Golda dedicherà gli ultimi anni della sua vita alla redazione di un libro di memorie, scritto con grande verve e puntuale documentazione. Potrà inoltre finalmente dedicarsi a quegli affetti familiari, di madre e di nonna, che le sue altissime responsabilità politiche non le avevano consentito di sviluppare. Anni passati tra nostalgia e rimpianto, consapevole di aver dato tanto al paese, ma di aver perso qualcosa sul piano familiare “Quando una donna non vuole solo partorire e allevare i figli e vuole essere qualcuno…si ritrova in una situazione dura da sopportare…Lo so per esperienza personale. Sei al lavoro e pensi ai figli che hai lasciato! Se sei a casa pensi al lavoro che non stai facendo! Si scatena una lotta dentro di te che finisce per spezzarti il cuore” . Un dilemma e una sofferenza cui molte madri ancora oggi sono confrontate.

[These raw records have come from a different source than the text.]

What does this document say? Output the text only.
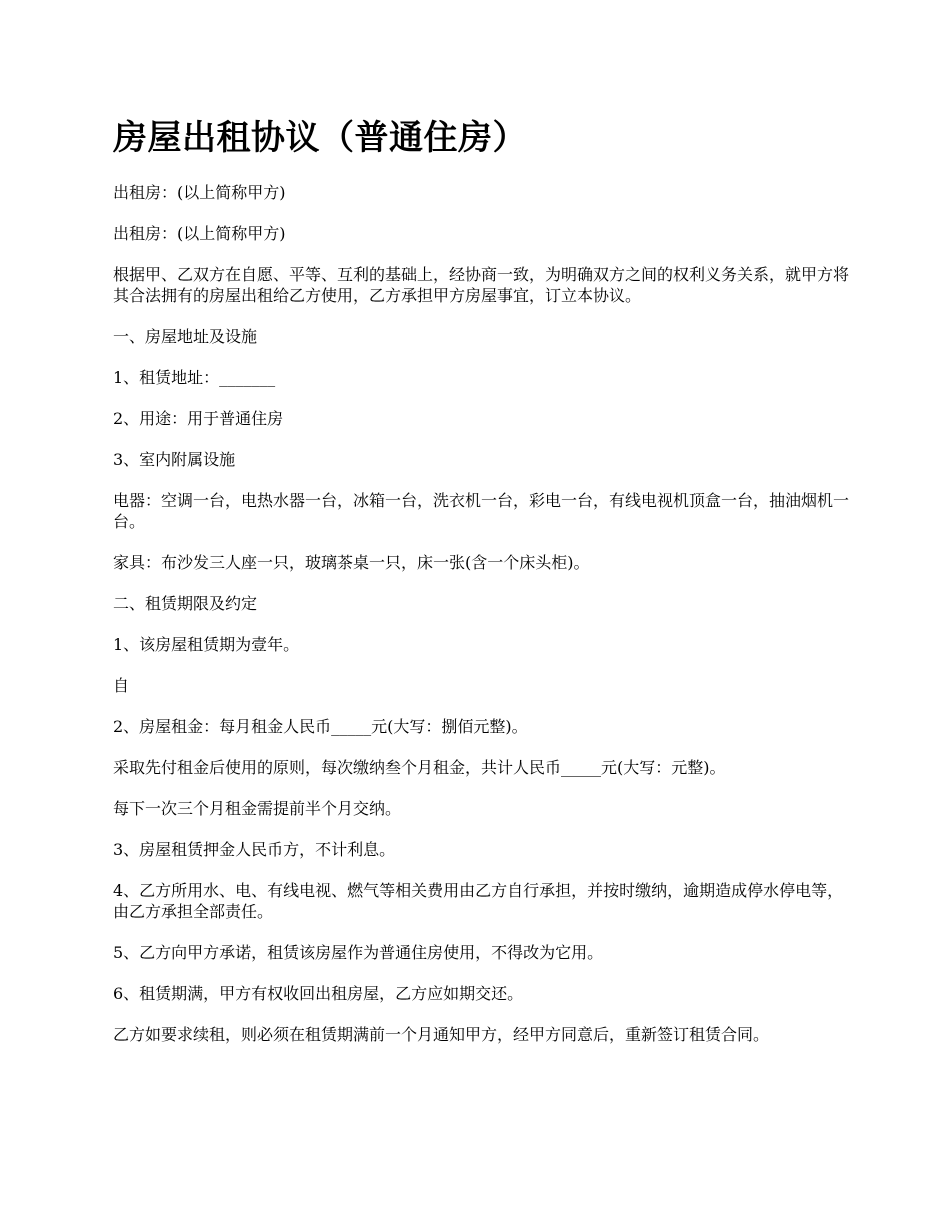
房屋出租协议（普通住房）

出租房：(以上简称甲方)

出租房：(以上简称甲方)

根据甲、乙双方在自愿、平等、互利的基础上，经协商一致，为明确双方之间的权利义务关系，就甲方将其合法拥有的房屋出租给乙方使用，乙方承担甲方房屋事宜，订立本协议。

一、房屋地址及设施

1、租赁地址：_______

2、用途：用于普通住房

3、室内附属设施

电器：空调一台，电热水器一台，冰箱一台，洗衣机一台，彩电一台，有线电视机顶盒一台，抽油烟机一台。

家具：布沙发三人座一只，玻璃茶桌一只，床一张(含一个床头柜)。

二、租赁期限及约定

1、该房屋租赁期为壹年。

自

2、房屋租金：每月租金人民币_____元(大写：捌佰元整)。

采取先付租金后使用的原则，每次缴纳叁个月租金，共计人民币_____元(大写：元整)。

每下一次三个月租金需提前半个月交纳。

3、房屋租赁押金人民币方，不计利息。

4、乙方所用水、电、有线电视、燃气等相关费用由乙方自行承担，并按时缴纳，逾期造成停水停电等，由乙方承担全部责任。

5、乙方向甲方承诺，租赁该房屋作为普通住房使用，不得改为它用。

6、租赁期满，甲方有权收回出租房屋，乙方应如期交还。

乙方如要求续租，则必须在租赁期满前一个月通知甲方，经甲方同意后，重新签订租赁合同。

Nell’autunno del 1978 viene ricoverata nell’ospedale Hadassan di Gerusalemme, dove muore all’età di 80 anni dopo aver lottato per un decennio contro la leucemia.
Scompare una donna-simbolo, una donna di cui nessuno, nemmeno i suoi detrattori che pure non furono pochi, potrebbe negare la passione, la determinatezza, l’impegno e l’assolta dedizione messi al servizio di un’idea, di un ideale, di una fede: l’anno prossimo a Gerusalemme!